Situasi politik saat ini dimana kelompok garis keras Islam sempat menguat di Pilpres 2019 tentu akan berdampak pada sistem keamanan yang akan diterapkan Polri dalam menghadapi aksi-aksi massa ke depannya, setidaknya akan bisa diarahkan untuk memojokkan kinerja kepolisian, apalagi dalam menghadapi isu-isu terorisme. Memang dari catatan sejarah kepolisian, hampir tak ada Kapolri dari nonmuslim. Hanya Jenderal Polisi Purnawirawan Widodo Budidarmo yang tercatat pernah memimpin Polri. Sepanjang sejarah Polri, baru satu orang itu saja. Akan tetapi faktor latar belakang agama bukan lagi menjadi tolok ukur keberhasilan seseorang untuk menjadi pimpinan ditubuh Institusi Kepolisian. Melainkan yang dilihat adalah bagaimana masyarakat melihat trad recordnya calon kapolri, selagi rekam jejaknya sangat bagus kenapa tidak. Sangat miris sekali, ada salah satu calon kapolri yang berprestasi karena dia bukan dari kalangan Agama Islam lalu malah mendapat serangan mengenai isu agama. Ini kan tidak fair, bukan ciri-ciri dari masyarakat demokrasi yang berasaskan Pancasila. Seharusnya calon kapolri yang dinilai berdasarkan pada faktor loyalitas dan profesinalismenya, bukan lagi pada persoalan agama.

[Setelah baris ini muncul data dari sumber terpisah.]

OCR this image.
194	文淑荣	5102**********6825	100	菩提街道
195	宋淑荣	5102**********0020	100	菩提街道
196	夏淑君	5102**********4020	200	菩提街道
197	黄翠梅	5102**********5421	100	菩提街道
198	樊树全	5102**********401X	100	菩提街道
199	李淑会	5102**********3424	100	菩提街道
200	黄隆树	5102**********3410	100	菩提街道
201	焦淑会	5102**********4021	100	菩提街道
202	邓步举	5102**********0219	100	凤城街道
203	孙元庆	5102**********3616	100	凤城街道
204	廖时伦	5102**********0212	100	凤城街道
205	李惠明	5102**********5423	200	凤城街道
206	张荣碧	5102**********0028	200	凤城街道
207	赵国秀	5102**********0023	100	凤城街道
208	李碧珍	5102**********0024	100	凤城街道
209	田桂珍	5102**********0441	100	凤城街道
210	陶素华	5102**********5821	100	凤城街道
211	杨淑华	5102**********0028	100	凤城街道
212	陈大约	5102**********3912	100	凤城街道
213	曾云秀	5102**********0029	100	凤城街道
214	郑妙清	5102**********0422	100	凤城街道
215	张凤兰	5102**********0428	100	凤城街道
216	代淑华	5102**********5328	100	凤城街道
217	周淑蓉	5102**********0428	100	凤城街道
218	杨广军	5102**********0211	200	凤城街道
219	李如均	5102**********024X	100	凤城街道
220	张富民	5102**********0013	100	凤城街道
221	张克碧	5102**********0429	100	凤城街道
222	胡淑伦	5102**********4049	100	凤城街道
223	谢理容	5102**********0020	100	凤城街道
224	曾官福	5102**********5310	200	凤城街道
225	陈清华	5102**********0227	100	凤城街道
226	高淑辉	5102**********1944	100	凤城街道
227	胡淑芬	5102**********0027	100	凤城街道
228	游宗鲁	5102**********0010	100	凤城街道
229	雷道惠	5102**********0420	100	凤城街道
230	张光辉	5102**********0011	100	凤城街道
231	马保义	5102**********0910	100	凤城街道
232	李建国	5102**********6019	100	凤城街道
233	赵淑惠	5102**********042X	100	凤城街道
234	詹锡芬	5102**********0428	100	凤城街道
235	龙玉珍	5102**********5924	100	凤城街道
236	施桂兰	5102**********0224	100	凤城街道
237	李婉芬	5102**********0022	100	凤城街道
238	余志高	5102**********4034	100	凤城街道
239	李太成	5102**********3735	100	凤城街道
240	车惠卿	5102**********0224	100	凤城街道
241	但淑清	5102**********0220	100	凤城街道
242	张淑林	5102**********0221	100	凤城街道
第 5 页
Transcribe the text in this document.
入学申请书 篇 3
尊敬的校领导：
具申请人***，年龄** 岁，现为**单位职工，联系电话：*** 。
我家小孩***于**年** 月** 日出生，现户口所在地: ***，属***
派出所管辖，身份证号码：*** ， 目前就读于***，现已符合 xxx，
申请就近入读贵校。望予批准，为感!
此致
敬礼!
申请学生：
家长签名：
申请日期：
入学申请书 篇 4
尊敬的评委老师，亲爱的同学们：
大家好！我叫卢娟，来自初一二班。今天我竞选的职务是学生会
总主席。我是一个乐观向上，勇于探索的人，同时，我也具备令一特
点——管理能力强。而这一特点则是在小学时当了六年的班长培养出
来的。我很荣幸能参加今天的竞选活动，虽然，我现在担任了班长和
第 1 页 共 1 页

Diusungnya salah satu nama calon kapolri seperti Komjen Pol Listyo Sigit Prabowo Sebagai salah satu calon Kapolri yang menggantikan Jendral Pol Idham Azis cenderung menjadi sasaran empuk kelompok teroris, karena latar belakang agamanya. Bagi kelompok teroris seperti Jamaah Ansharut Tauhid (JAD) yang berpandangan bahwa polisi halal darahnya atau boleh untuk diserang. Apalagi jika pemimpin polisi bukan dari kalangan islam, sudah tentu akan menambah marah kelompok mereka. Jadi masyarakat jangan mudah terprovokasi oleh kelompok kaum radikal yang menghembuskan isu mengenai SARA, karena hal yang utama bagi calon kapolri saat ini adalah bagaimana jajarannya dapat bekerja secara profesional dalam melakukan pembenahan internal agar bisa melakukan penegakan hukum secara tegas, humanis, transparan, bisa memberikan rasa aman dan memberikan kepastian hukum dan rasa keadilan untuk masyarakat, dan lebih dipercaya masyarakat.